Providing Developers With Context: Finally, the fact that developers leave ~27-30% of tickets completely unaddressed is not an indication of lazy developers. The reality is that developers lack sufficient context to easily understand and fix a particular vulnerability. The more effectively companies can leverage tools to ensure developers have quick and easy access to the necessary context for patching vulnerabilities, the more quickly developers will address those concerns.
Conclusion: The Cloud Battleground
Cloud security companies like Wiz and Orca Security have recently exploded onto the scene, having been founded in 2020 and 2019 respectively. Wiz was able to surpass $100 million in ARR within 18 months, with other cloud security companies seeing similar results in the months around COVID and beyond. Even Crowdstrike, which has expanded to include cloud-native products, has seen ~$100 million ARR in cloud security and 100%+ growth in cloud-based workloads.
In part, the ability for these companies to see such significant traction comes from the effectively “blue ocean” market for cloud security. Imagine the world of on-prem security, and all the solutions selling cybersecurity, and all the dollars being spent to secure different workloads. Then, imagine all of that effectively disappeared. In the early days of companies transitioning to the cloud that transition was so rapid that there was a very limited landscape for cloud security tools. As a result, the majority of the current cloud security tools took the old framework (gather data, prioritize signals, and trigger alerts) and simply applied it to cloud workloads.
Going forward, the proliferation of the cloud will only continue. Security threats will continue to increase in both volume, and complexity. The paradigm shift in security won’t come from simply continuing to gather data, prioritize signals, and trigger alerts.
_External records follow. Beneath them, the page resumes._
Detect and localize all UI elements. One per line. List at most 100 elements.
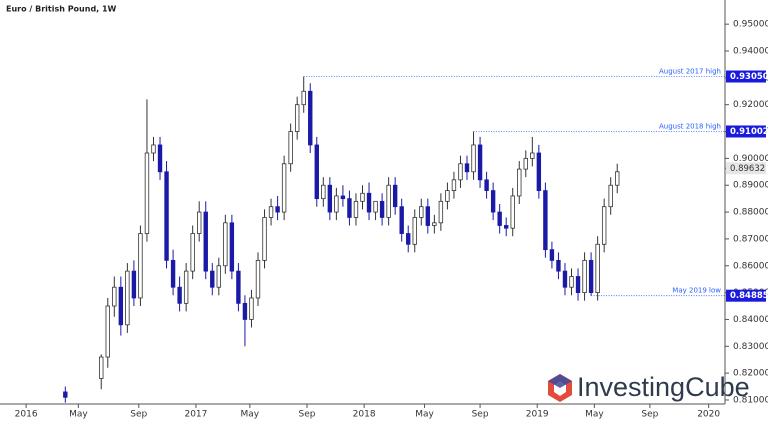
candle-body — [236, 270, 241, 304]
candle-body — [523, 157, 528, 170]
candle-body — [517, 168, 522, 197]
candle-body — [379, 200, 385, 218]
candle-body — [183, 270, 189, 304]
candle-body — [164, 171, 169, 261]
candle-body — [308, 90, 313, 146]
annotation-text: August 2017 high — [659, 68, 721, 76]
candle-body — [477, 144, 483, 181]
candle-body — [575, 276, 581, 293]
candle-body — [210, 270, 215, 288]
candle-body — [595, 243, 600, 293]
candle-body — [197, 211, 202, 234]
candle-body — [569, 276, 574, 288]
candle-body — [615, 171, 620, 186]
candle-body — [118, 286, 124, 326]
candle-body — [294, 104, 300, 132]
candle-body — [131, 270, 137, 299]
candle-body — [216, 265, 222, 288]
candle-body — [255, 259, 261, 299]
candle-body — [281, 163, 287, 213]
candle-body — [63, 391, 68, 398]
logo-text: InvestingCube — [577, 372, 750, 402]
candle-body — [334, 195, 339, 213]
candle-body — [608, 184, 613, 208]
candle-body — [170, 259, 176, 288]
candle-body — [242, 302, 248, 320]
candle-body — [432, 222, 437, 226]
x-tick-label: 2017 — [184, 410, 207, 420]
candle-body — [138, 233, 143, 299]
candle-body — [223, 222, 228, 267]
candle-body — [438, 200, 444, 224]
price-label: 0.91002 — [730, 127, 768, 137]
last-price-label: 0.89632 — [730, 164, 765, 174]
candle-body — [484, 179, 489, 191]
candle-body — [601, 206, 607, 245]
candle-body — [497, 211, 502, 226]
candle-body — [275, 206, 280, 213]
candle-body — [99, 356, 104, 379]
candle-body — [353, 200, 359, 218]
candle-body — [203, 211, 208, 272]
candle-body — [157, 144, 163, 173]
candle-body — [360, 192, 365, 202]
candle-body — [249, 297, 254, 320]
x-tick-label: Sep — [641, 410, 658, 420]
x-tick-label: May — [585, 410, 604, 420]
annotation-text: May 2019 low — [672, 287, 721, 295]
candle-body — [562, 270, 568, 288]
candle-body — [386, 184, 391, 218]
x-tick-label: 2018 — [353, 410, 376, 420]
candle-body — [588, 259, 594, 293]
candle-body — [262, 217, 267, 261]
candle-body — [314, 144, 319, 200]
candle-body — [177, 286, 182, 304]
x-tick-label: Sep — [298, 410, 315, 420]
price-label: 0.84885 — [730, 291, 768, 301]
candle-body — [451, 179, 457, 191]
chart-title: Euro / British Pound, 1W — [6, 5, 117, 14]
candle-body — [458, 163, 463, 181]
candle-body — [399, 206, 404, 234]
y-tick-label: 0.95000 — [733, 20, 768, 30]
y-tick-label: 0.84000 — [733, 315, 768, 325]
candle-body — [556, 259, 561, 272]
y-tick-label: 0.94000 — [733, 47, 768, 57]
y-tick-label: 0.86000 — [733, 261, 768, 271]
y-tick-label: 0.83000 — [733, 342, 768, 352]
y-tick-label: 0.92000 — [733, 100, 768, 110]
candle-body — [151, 144, 156, 154]
candle-body — [366, 192, 372, 213]
y-tick-label: 0.88000 — [733, 208, 768, 218]
price-label-box — [726, 125, 766, 138]
candle-body — [503, 225, 509, 229]
last-price-box — [726, 162, 766, 175]
x-tick-label: May — [415, 410, 434, 420]
x-tick-label: 2019 — [526, 410, 549, 420]
candle-body — [105, 305, 110, 358]
price-label-box — [726, 70, 766, 83]
candle-body — [268, 206, 274, 218]
candle-body — [530, 152, 535, 159]
candle-body — [419, 206, 424, 218]
candle-body — [144, 152, 150, 234]
candle-body — [190, 233, 195, 272]
candle-body — [471, 144, 476, 173]
candle-body — [406, 233, 411, 245]
candle-body — [445, 190, 450, 202]
candle-body — [288, 131, 293, 165]
candle-body — [373, 200, 378, 213]
candle-body — [549, 249, 555, 261]
x-tick-label: 2020 — [697, 410, 720, 420]
candle-body — [347, 198, 352, 218]
candle-body — [392, 184, 398, 208]
candle-body — [582, 259, 587, 293]
x-tick-label: Sep — [130, 410, 147, 420]
annotation-text: August 2018 high — [659, 122, 721, 130]
x-tick-label: Sep — [472, 410, 489, 420]
price-label: 0.93050 — [730, 72, 768, 82]
x-tick-label: May — [69, 410, 88, 420]
logo: InvestingCube — [548, 372, 750, 402]
y-tick-label: 0.90000 — [733, 154, 768, 164]
candle-body — [229, 222, 235, 272]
Instead, the market will likely transition from security-minded development to developer-minded security. As a result, DevSecOps will become the only framework for both development and security.
Meanwhile, the code level has become the new battleground for many would-be hackers. Software supply chain attacks happen when “a cyber threat actor infiltrates a software vendor's network and employs malicious code to compromise the software before the vendor sends it to their customers.” The number of attacks on software supply chains rose 650% in 2021 alone. Gartner predicts that by 2025, the number of organizations that have experienced attacks on their software supply chain will grow 3x to 45%. Cloud computing consists of code, containers, microservices, and databases. Whether its code at the application level, or from Infrastructure-as-a-Service, developers are now a critical part of the cloud security battle.
*One or more Contrary affiliates have invested in companies in the cloud security market, including Stytch and Rubrik which are included in the Cloud Security Market Map above.